Leagues are a big part of the golfing life in Southeast Michigan. Every weekday afternoon from April through Labor Day, area courses are busy with league play. You can see them as you drive by, stacked up ten deep at the first tee: a long line of golf carts waiting to get in play. League play on most courses begins at three, with the guys coming off the early shift on shop and factory floors. Later, they’re joined by office staffs and other 9-to-5 workers.

When I was coaching high school golf, one of the main considerations for practices and matches was to stay out of the way of the leagues. We played for free; the leagues were paying customers. That meant that my guys and gals had to tee off quickly and keep moving.

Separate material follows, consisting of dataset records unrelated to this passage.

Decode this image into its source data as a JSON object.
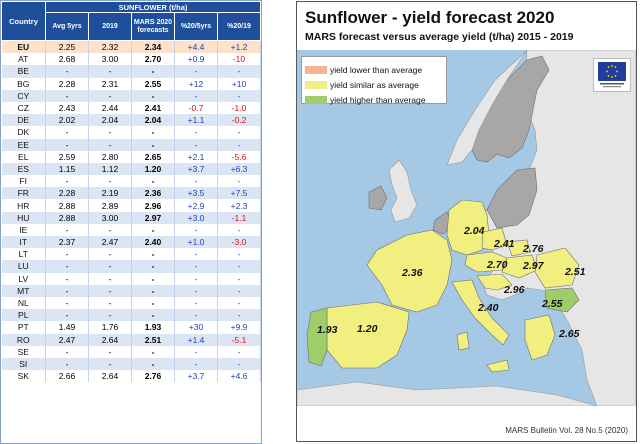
{
  "table": {
    "header": {
      "country": "Country",
      "group": "SUNFLOWER (t/ha)",
      "cols": [
        "Avg 5yrs",
        "2019",
        "MARS 2020 forecasts",
        "%20/5yrs",
        "%20/19"
      ]
    },
    "rows": [
      {
        "c": "EU",
        "a": "2.25",
        "b": "2.32",
        "f": "2.34",
        "p1": "+4.4",
        "p2": "+1.2"
      },
      {
        "c": "AT",
        "a": "2.68",
        "b": "3.00",
        "f": "2.70",
        "p1": "+0.9",
        "p2": "-10"
      },
      {
        "c": "BE",
        "a": "-",
        "b": "-",
        "f": "-",
        "p1": "-",
        "p2": "-"
      },
      {
        "c": "BG",
        "a": "2.28",
        "b": "2.31",
        "f": "2.55",
        "p1": "+12",
        "p2": "+10"
      },
      {
        "c": "CY",
        "a": "-",
        "b": "-",
        "f": "-",
        "p1": "-",
        "p2": "-"
      },
      {
        "c": "CZ",
        "a": "2.43",
        "b": "2.44",
        "f": "2.41",
        "p1": "-0.7",
        "p2": "-1.0"
      },
      {
        "c": "DE",
        "a": "2.02",
        "b": "2.04",
        "f": "2.04",
        "p1": "+1.1",
        "p2": "-0.2"
      },
      {
        "c": "DK",
        "a": "-",
        "b": "-",
        "f": "-",
        "p1": "-",
        "p2": "-"
      },
      {
        "c": "EE",
        "a": "-",
        "b": "-",
        "f": "-",
        "p1": "-",
        "p2": "-"
      },
      {
        "c": "EL",
        "a": "2.59",
        "b": "2.80",
        "f": "2.65",
        "p1": "+2.1",
        "p2": "-5.6"
      },
      {
        "c": "ES",
        "a": "1.15",
        "b": "1.12",
        "f": "1.20",
        "p1": "+3.7",
        "p2": "+6.3"
      },
      {
        "c": "FI",
        "a": "-",
        "b": "-",
        "f": "-",
        "p1": "-",
        "p2": "-"
      },
      {
        "c": "FR",
        "a": "2.28",
        "b": "2.19",
        "f": "2.36",
        "p1": "+3.5",
        "p2": "+7.5"
      },
      {
        "c": "HR",
        "a": "2.88",
        "b": "2.89",
        "f": "2.96",
        "p1": "+2.9",
        "p2": "+2.3"
      },
      {
        "c": "HU",
        "a": "2.88",
        "b": "3.00",
        "f": "2.97",
        "p1": "+3.0",
        "p2": "-1.1"
      },
      {
        "c": "IE",
        "a": "-",
        "b": "-",
        "f": "-",
        "p1": "-",
        "p2": "-"
      },
      {
        "c": "IT",
        "a": "2.37",
        "b": "2.47",
        "f": "2.40",
        "p1": "+1.0",
        "p2": "-3.0"
      },
      {
        "c": "LT",
        "a": "-",
        "b": "-",
        "f": "-",
        "p1": "-",
        "p2": "-"
      },
      {
        "c": "LU",
        "a": "-",
        "b": "-",
        "f": "-",
        "p1": "-",
        "p2": "-"
      },
      {
        "c": "LV",
        "a": "-",
        "b": "-",
        "f": "-",
        "p1": "-",
        "p2": "-"
      },
      {
        "c": "MT",
        "a": "-",
        "b": "-",
        "f": "-",
        "p1": "-",
        "p2": "-"
      },
      {
        "c": "NL",
        "a": "-",
        "b": "-",
        "f": "-",
        "p1": "-",
        "p2": "-"
      },
      {
        "c": "PL",
        "a": "-",
        "b": "-",
        "f": "-",
        "p1": "-",
        "p2": "-"
      },
      {
        "c": "PT",
        "a": "1.49",
        "b": "1.76",
        "f": "1.93",
        "p1": "+30",
        "p2": "+9.9"
      },
      {
        "c": "RO",
        "a": "2.47",
        "b": "2.64",
        "f": "2.51",
        "p1": "+1.4",
        "p2": "-5.1"
      },
      {
        "c": "SE",
        "a": "-",
        "b": "-",
        "f": "-",
        "p1": "-",
        "p2": "-"
      },
      {
        "c": "SI",
        "a": "-",
        "b": "-",
        "f": "-",
        "p1": "-",
        "p2": "-"
      },
      {
        "c": "SK",
        "a": "2.66",
        "b": "2.64",
        "f": "2.76",
        "p1": "+3.7",
        "p2": "+4.6"
      }
    ]
  },
  "map": {
    "title": "Sunflower - yield forecast 2020",
    "subtitle": "MARS forecast versus average yield (t/ha) 2015 - 2019",
    "legend": [
      {
        "label": "yield lower than average",
        "color": "#f7b58e"
      },
      {
        "label": "yield similar as average",
        "color": "#f0ef7f"
      },
      {
        "label": "yield higher than average",
        "color": "#9fcd6a"
      }
    ],
    "values": {
      "DE": "2.04",
      "CZ": "2.41",
      "SK": "2.76",
      "AT": "2.70",
      "HU": "2.97",
      "RO": "2.51",
      "FR": "2.36",
      "HR": "2.96",
      "BG": "2.55",
      "IT": "2.40",
      "EL": "2.65",
      "PT": "1.93",
      "ES": "1.20"
    },
    "credit": "MARS Bulletin Vol. 28 No.5 (2020)",
    "colors": {
      "sea": "#a5c8e4",
      "land_eu_nodata": "#a7a7a7",
      "land_noneu": "#e6e6e6",
      "similar": "#f0ef7f",
      "higher": "#9fcd6a",
      "lower": "#f7b58e"
    }
  }
}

I developed a real dislike of leagues during that time. My attitude is unfair to leagues in general, but the ones I encountered were nothing to be admired. Jeans, cut-offs, t shorts and (horrors!) tank tops were the costume of the day. Many beer fueled league players thought nothing of hitting into my players, or driving their carts through a group of girls.

So given my experience, and revulsion to people who think of alcohol consumption as a primary form of entertainment, I’ve always avoided joining a league.

Still, every year for a decade, I’ve been invited to join the league at work. I know that they’re good people, but still I was reluctant. Golf for me always has been a solitary pursuit. Mrs. GolfBlogger accuses me of having an antisocial streak, and there may be something to that. I very much enjoy playing alone—it’s one of the few times in my that my wife, children, students or colleagues aren’t asking me to do something. It’s great to be in a place where no one is saying anything to me at all

Of course, I’ve never needed to join one, either. Because I teach, I’ve never had any trouble getting to a course before the leagues tee off at three. My workday is from seven to two-twenty.

But this spring I caved in and joined. We play every Friday with a regular league match for the first nine and an optional scramble on the second. Mrs. GolfBlogger is excited; I think she believes that I’m going to be more outgoing and social. But that’s not my motivation. I joined in hopes of finding some more material to write about. I’m convinced that golf leagues are fertile ground for stories; just ripe for a GolfBlogger to pick them.